Nos musiques sont dansantes mais d’ailleurs la musique en général fait danser. On n’est pas originaux. Je veux dire, quand vous écoutez du rock’n’roll, les gens dansent. Même la musique classique se danse. La musique est faite pour s’exprimer, pour faire passer des émotions. On a choisi de faire des chansons gaies. Mais ce ne sont pas des chansons uniquement pour amuser la galerie. C’était au départ des chansons pour pouvoir exister. Parce qu’en fait, on vient d’un petit pays isolé où il n’y a pas d’école de musique mais où les gens aiment la musique qu’ils apprennent souvent seuls. Alors, sans les meilleurs studios du monde, sans les meilleurs ingénieurs du monde, il était question pour nous de nous mettre au niveau mondial, tout simplement. De dire, on est tout petits mais on existe.
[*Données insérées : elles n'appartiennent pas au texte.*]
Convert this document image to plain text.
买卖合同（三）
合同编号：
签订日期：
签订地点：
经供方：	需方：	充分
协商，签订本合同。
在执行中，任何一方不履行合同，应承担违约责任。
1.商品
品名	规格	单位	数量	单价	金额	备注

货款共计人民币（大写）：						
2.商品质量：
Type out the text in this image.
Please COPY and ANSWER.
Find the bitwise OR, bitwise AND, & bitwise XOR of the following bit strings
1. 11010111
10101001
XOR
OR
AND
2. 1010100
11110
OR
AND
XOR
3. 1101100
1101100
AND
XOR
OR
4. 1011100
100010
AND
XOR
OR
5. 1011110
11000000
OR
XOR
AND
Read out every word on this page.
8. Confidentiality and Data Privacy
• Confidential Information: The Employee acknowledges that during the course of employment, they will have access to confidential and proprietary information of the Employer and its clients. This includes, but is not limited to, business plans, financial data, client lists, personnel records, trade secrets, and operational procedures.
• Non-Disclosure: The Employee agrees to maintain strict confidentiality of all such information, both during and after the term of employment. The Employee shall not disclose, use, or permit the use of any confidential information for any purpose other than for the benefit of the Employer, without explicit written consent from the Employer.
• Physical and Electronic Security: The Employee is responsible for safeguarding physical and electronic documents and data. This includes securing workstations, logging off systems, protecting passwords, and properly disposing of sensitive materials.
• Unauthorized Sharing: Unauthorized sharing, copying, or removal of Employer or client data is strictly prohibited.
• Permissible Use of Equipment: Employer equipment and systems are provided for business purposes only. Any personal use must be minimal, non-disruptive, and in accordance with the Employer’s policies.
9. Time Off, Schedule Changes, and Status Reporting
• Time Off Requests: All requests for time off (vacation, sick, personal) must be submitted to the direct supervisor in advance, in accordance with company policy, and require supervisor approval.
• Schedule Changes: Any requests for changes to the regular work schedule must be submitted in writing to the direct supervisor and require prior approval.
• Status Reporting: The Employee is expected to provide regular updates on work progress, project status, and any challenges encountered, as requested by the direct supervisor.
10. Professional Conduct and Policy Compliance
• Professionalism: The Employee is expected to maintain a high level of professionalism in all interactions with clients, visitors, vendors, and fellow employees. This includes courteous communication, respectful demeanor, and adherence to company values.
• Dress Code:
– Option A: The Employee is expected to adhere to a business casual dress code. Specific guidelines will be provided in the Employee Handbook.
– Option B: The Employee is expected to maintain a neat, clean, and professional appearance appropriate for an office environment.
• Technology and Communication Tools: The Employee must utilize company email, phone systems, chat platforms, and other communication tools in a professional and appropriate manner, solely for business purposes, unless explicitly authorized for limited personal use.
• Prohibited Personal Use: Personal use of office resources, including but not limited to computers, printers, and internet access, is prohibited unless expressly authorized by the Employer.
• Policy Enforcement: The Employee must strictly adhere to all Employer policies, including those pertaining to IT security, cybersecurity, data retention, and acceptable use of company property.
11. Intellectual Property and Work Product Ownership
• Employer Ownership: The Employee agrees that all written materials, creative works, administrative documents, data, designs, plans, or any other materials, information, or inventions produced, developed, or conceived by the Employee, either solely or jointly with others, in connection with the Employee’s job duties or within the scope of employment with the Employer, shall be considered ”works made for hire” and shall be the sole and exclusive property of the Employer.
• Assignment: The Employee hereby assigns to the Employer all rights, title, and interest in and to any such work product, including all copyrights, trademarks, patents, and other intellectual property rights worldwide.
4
C’était ça le challenge. Trouver un nouveau style. Être original.
À quoi attribuez-vous ce succès qui a perduré malgré le renouvellement du groupe ?
Je pense que c’est surtout l’originalité de notre musique. Le zouk a été bien trouvé quelque part parce qu’on se sert de la sonorité du ti-bois qui est une percussion en bambou. C’est ce qui tient la plupart des rythmes de chez nous et qui est utilisé dans un tas de musiques dans le monde aujourd’hui. C’est-à-dire que le zouk a ouvert des portes et il y a plein de gens qui composent, qui appellent leur musique autrement, mais quand j’écoute, je souris parce que je sais d’où ça vient.
Je voudrais dire aussi qu’on est toujours là parce qu’on a choisi de faire des morceaux gais pour rassembler les gens. Parce que ça fait du bien. On a envie de faire de ce monde un monde un peu plus vivable. Qu’on se regarde et qu’on se dise que c’est possible avec une musique qui va donner aux gens envie de se lever, envie de danser, envie d’avancer. Tout en sortant de l’image des cocotiers, des jolies filles, de la biguine, doudou, oui, c’est bon, c’est sucré, ça sent la vanille. Et il fallait sortir de ça.